Just two days after Turkey’s failed coup attempt, dissidents in neighboring Armenia seized police headquarters, took several hostages, demanded the release of a popular opposition leader and called for President Serzh Sargsyan to resign immediately. The hostage-takers never presented a credible threat to political elites and there was no evidence of a broader conspiracy to oust the government, but observers were quick to call it an unfolding coup nonetheless. The government reaction was both swift and disproportionate, as the regime blocked social media, suspended news broadcasts and arrested political opponents throughout the country.
These events highlight an overlooked consequence of coup attempts. They can drive vulnerable leaders in nearby countries to repress their rivals as they work to quickly “coup-proof” their own governments. The failed coup in Turkey altered the lens through which Armenians and the international media viewed the hostage crisis. A recently published dataset on coup-related repression shows this is not rare. Unsubstantiated accusations of coup plotting are especially likely soon after coup attempts in other countries.
Repression spreads with coup fears
Evidence from sub-Saharan Africa, the world’s most coup-prone region, shows how coup attempts motivate coup-proofing repression in nearby countries. We examined whether recent coup attempts in the region affected the most explicit form of coup-proofing: instances in which leaders – usually without presenting any evidence whatsoever – justified political purges and arrests by claiming they had uncovered a secret coup conspiracy. These events are common in sub-Saharan Africa, having happened nearly 250 times between 1960 and 2012. A recent example is Uganda’s June purge of some 30 military elites.
We found that the number of coup attempts around sub-Saharan Africa in the previous three months was a very strong predictor of this type of coup-related repression. When there had not been any recent coup attempts, sub-Saharan Africa averaged 1.43 coup-related arrests over the subsequent three months. One recent coup attempt did not meaningfully change this average (1.38), but multiple coup attempts sharply increased the number of coup-related arrests in nearby countries. At times when sub-Saharan Africa had suffered three or more coup attempts during the previous three months, the region averaged 1.91 coup-related arrests over the next three months. This equates to a 35 percent increase in this type of repression.
An example of this coup-proofing contagion occurred in the spring of 2009. Shortly after a successful coup in Madagascar, leaders around the region began accusing their rivals of plotting their own coups, usually without presenting any evidence of a conspiracy.

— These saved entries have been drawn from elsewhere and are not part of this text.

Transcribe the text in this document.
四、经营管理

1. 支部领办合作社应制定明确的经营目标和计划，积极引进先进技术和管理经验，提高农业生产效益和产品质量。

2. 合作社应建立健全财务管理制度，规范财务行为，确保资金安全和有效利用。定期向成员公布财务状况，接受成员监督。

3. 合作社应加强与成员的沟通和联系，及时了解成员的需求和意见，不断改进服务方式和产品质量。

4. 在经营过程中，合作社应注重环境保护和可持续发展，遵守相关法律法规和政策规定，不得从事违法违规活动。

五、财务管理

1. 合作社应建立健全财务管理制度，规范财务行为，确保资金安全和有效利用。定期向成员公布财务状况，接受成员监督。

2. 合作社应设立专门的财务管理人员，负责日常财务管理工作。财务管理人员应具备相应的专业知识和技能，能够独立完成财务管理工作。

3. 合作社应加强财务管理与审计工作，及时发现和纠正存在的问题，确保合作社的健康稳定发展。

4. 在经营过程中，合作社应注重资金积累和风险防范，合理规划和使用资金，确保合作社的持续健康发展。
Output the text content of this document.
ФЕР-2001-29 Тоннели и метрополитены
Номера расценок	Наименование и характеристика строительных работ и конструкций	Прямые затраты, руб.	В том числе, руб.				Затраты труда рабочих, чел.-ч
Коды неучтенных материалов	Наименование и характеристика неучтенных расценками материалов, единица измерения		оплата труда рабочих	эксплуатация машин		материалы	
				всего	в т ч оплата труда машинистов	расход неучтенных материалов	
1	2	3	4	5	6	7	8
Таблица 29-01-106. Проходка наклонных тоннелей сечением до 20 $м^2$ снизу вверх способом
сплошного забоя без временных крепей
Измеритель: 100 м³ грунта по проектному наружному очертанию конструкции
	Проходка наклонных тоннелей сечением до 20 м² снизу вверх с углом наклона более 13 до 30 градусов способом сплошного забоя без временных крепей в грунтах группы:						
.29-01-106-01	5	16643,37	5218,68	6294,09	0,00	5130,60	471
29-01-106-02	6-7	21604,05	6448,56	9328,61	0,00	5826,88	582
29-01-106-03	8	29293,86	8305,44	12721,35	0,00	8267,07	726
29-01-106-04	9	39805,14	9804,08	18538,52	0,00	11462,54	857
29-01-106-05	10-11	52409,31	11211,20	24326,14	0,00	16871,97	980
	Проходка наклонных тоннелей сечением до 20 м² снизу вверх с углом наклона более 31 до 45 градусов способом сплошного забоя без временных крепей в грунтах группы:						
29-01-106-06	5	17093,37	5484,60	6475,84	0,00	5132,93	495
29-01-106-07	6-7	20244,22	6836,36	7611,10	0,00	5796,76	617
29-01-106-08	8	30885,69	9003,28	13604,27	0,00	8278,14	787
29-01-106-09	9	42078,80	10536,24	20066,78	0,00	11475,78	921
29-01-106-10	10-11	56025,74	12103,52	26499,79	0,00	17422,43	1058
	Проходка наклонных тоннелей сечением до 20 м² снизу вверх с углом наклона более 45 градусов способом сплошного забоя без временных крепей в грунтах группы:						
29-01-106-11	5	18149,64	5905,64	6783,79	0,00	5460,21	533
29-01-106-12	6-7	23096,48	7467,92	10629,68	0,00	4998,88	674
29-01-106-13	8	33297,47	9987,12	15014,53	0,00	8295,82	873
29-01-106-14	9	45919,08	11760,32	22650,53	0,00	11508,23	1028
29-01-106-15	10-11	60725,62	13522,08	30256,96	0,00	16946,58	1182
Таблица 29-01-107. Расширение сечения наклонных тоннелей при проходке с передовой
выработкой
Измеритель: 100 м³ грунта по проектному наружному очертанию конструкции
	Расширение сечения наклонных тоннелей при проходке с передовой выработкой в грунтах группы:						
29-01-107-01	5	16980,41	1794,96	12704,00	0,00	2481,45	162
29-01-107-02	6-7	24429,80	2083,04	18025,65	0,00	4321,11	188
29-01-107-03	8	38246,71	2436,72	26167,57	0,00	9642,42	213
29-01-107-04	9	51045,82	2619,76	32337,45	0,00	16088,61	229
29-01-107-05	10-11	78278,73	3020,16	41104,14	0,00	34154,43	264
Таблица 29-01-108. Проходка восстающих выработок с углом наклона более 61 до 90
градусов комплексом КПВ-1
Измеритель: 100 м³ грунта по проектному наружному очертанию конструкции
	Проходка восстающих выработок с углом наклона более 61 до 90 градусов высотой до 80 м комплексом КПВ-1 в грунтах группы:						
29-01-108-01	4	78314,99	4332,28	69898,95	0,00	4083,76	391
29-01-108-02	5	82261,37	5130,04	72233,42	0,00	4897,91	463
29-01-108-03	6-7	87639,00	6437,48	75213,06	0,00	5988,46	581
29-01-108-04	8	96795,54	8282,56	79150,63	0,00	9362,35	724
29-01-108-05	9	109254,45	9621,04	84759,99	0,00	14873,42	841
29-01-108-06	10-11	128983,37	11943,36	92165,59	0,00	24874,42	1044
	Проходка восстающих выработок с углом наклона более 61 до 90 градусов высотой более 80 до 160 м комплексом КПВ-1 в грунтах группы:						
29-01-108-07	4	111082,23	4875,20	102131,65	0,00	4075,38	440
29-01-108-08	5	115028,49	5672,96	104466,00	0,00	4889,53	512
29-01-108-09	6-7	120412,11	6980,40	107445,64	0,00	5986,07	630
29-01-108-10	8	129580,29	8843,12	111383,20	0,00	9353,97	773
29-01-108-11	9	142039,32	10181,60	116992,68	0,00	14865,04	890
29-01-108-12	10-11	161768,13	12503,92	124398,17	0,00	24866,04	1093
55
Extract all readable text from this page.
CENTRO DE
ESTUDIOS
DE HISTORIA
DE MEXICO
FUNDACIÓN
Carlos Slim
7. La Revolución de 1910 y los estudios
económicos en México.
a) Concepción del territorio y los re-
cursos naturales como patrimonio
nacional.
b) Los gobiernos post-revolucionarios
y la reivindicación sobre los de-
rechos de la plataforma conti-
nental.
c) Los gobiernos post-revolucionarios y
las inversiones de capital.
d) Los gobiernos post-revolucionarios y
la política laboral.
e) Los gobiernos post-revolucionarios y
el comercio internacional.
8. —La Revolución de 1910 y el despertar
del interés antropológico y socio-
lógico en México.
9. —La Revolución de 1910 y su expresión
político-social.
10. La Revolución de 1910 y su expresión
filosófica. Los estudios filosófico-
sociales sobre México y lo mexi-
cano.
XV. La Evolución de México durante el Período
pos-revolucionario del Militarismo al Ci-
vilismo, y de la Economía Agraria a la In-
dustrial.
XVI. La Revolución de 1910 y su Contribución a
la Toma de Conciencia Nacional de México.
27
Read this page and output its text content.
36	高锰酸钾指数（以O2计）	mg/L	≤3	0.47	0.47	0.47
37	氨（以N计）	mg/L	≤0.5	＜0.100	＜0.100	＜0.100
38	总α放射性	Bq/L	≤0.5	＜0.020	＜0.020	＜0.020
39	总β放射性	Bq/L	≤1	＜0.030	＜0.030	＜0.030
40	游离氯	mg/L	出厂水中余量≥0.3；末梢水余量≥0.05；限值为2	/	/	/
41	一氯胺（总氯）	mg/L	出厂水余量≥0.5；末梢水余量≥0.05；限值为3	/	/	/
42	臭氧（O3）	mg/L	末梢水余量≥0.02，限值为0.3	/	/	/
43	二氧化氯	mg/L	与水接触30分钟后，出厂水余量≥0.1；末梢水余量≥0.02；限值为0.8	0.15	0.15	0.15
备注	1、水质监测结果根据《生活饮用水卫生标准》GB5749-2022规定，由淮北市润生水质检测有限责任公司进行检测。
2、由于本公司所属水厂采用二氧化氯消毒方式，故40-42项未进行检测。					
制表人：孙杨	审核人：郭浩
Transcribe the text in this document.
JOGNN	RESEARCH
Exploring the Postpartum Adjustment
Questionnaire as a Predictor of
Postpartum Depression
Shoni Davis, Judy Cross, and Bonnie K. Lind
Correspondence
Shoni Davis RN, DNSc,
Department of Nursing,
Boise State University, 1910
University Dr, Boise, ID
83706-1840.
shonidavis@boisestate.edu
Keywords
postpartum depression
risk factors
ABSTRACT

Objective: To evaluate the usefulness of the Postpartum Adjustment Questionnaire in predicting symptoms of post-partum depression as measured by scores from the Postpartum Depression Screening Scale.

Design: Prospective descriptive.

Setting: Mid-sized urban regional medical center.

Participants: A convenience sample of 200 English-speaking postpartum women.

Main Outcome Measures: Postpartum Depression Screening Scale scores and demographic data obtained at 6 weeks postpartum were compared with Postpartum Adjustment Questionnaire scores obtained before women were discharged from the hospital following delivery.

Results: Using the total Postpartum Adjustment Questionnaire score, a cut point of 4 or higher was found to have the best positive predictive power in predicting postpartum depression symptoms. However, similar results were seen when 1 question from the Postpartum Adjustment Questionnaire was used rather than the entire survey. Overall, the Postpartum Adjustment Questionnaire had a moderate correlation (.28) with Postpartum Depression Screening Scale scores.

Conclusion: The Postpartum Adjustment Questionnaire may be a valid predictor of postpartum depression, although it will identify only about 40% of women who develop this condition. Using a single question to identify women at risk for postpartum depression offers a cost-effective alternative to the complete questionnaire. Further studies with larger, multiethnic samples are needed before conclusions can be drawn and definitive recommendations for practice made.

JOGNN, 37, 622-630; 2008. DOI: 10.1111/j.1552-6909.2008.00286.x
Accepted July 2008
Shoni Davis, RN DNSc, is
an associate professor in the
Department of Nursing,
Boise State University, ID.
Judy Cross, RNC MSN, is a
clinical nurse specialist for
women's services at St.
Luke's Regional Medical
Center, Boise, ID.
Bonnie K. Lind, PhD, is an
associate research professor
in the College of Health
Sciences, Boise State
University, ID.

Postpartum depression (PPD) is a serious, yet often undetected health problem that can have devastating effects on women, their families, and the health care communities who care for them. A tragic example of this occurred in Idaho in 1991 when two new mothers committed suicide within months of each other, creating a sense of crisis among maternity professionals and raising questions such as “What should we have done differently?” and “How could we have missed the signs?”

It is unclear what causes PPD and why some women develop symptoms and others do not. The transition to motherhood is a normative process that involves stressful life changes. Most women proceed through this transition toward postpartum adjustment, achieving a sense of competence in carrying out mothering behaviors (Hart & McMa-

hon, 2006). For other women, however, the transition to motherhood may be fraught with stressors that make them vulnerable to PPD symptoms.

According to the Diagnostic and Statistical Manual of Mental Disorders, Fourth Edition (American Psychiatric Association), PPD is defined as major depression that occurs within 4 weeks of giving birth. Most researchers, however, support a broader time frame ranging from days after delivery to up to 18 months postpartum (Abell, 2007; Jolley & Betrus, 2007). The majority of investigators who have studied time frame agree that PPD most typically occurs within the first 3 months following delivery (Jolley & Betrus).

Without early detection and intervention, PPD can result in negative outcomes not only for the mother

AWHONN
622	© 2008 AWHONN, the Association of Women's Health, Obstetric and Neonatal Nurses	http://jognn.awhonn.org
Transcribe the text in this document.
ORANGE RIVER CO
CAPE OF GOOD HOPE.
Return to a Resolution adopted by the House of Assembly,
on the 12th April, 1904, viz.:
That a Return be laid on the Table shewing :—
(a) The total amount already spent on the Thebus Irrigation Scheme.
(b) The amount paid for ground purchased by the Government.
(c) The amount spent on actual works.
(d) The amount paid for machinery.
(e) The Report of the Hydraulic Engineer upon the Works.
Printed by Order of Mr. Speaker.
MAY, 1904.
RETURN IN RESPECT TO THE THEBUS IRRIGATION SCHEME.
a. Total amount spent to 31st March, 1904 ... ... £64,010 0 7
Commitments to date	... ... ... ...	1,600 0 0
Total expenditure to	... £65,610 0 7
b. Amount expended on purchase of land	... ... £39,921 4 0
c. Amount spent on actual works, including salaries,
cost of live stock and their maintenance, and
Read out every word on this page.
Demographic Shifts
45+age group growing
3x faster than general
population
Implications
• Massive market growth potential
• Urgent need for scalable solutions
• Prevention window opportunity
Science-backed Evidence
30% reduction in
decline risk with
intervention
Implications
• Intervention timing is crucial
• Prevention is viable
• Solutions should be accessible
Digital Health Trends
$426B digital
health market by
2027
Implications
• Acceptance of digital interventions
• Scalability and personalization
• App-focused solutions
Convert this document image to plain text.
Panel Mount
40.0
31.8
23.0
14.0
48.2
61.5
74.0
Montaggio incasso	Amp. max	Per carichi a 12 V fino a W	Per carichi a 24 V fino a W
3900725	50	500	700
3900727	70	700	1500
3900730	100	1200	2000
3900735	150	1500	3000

Over the next five weeks, public announcements of foiled coup plots were used as a pretense for preemptive arrests in Cameroon, Togo, Lesotho, Guinea, Ethiopia and Kenya. Before this spree, there had been no similar accusations in sub-Saharan Africa for six months.
Coup-related repression spreads, but coup attempts do not
Coup-related repression spreads around regions because leaders fear coup attempts can also cross borders. This fear is evident in the statements of world leaders and early scholarship on coup activity. Turkish President Recep Erdogan recently likened his post-coup crackdown to stamping out a virus, an analogy that reflects the common belief that coups can be contagious. Scholars like Samuel Huntington and Ruth First observed waves of coup attempts sweeping Latin America and sub-Saharan Africa in the 1960s and similarly warned of international coup contagion.
Yet more recent research offers little reason for leaders to aggressively coup-proof when coup attempts happen in other countries. The most comprehensive and rigorous study on this topic is a newly published paper by Michael K. Miller, Michael Joseph and Dorothy Ohl. They find no evidence that coups act as a virus, either globally or regionally. This does not mean coups are never inspired by events in other countries, only that it does not hold as a general trend.
It may be the case that coup attempts are not spreading like a virus because leaders learn from events in other countries and successfully undermine coup plots before they can occur. Sean Yom offers this kind of transnational learning as a reason that Arab monarchies like Morocco, Saudi Arabia and Kuwait were more stable during the 2010-11 Arab Spring than non-monarchies like Yemen, Libya, Egypt and Syria. Unfortunately, what leaders tend to learn from foreign coup attempts is that they need to identify and remove potential coup plotters before they face a similar challenge.
All of this suggests Turkey’s coup attempt may have worse consequences for vocal dissidents in other countries than it will for other world leaders. Though coup attempts rarely occur in regional waves, coup fears spread with pernicious consequences. Erdogan’s aggressive post-coup purge is more likely to be emulated than the poorly conceived plot that sparked Turkey’s latest crisis.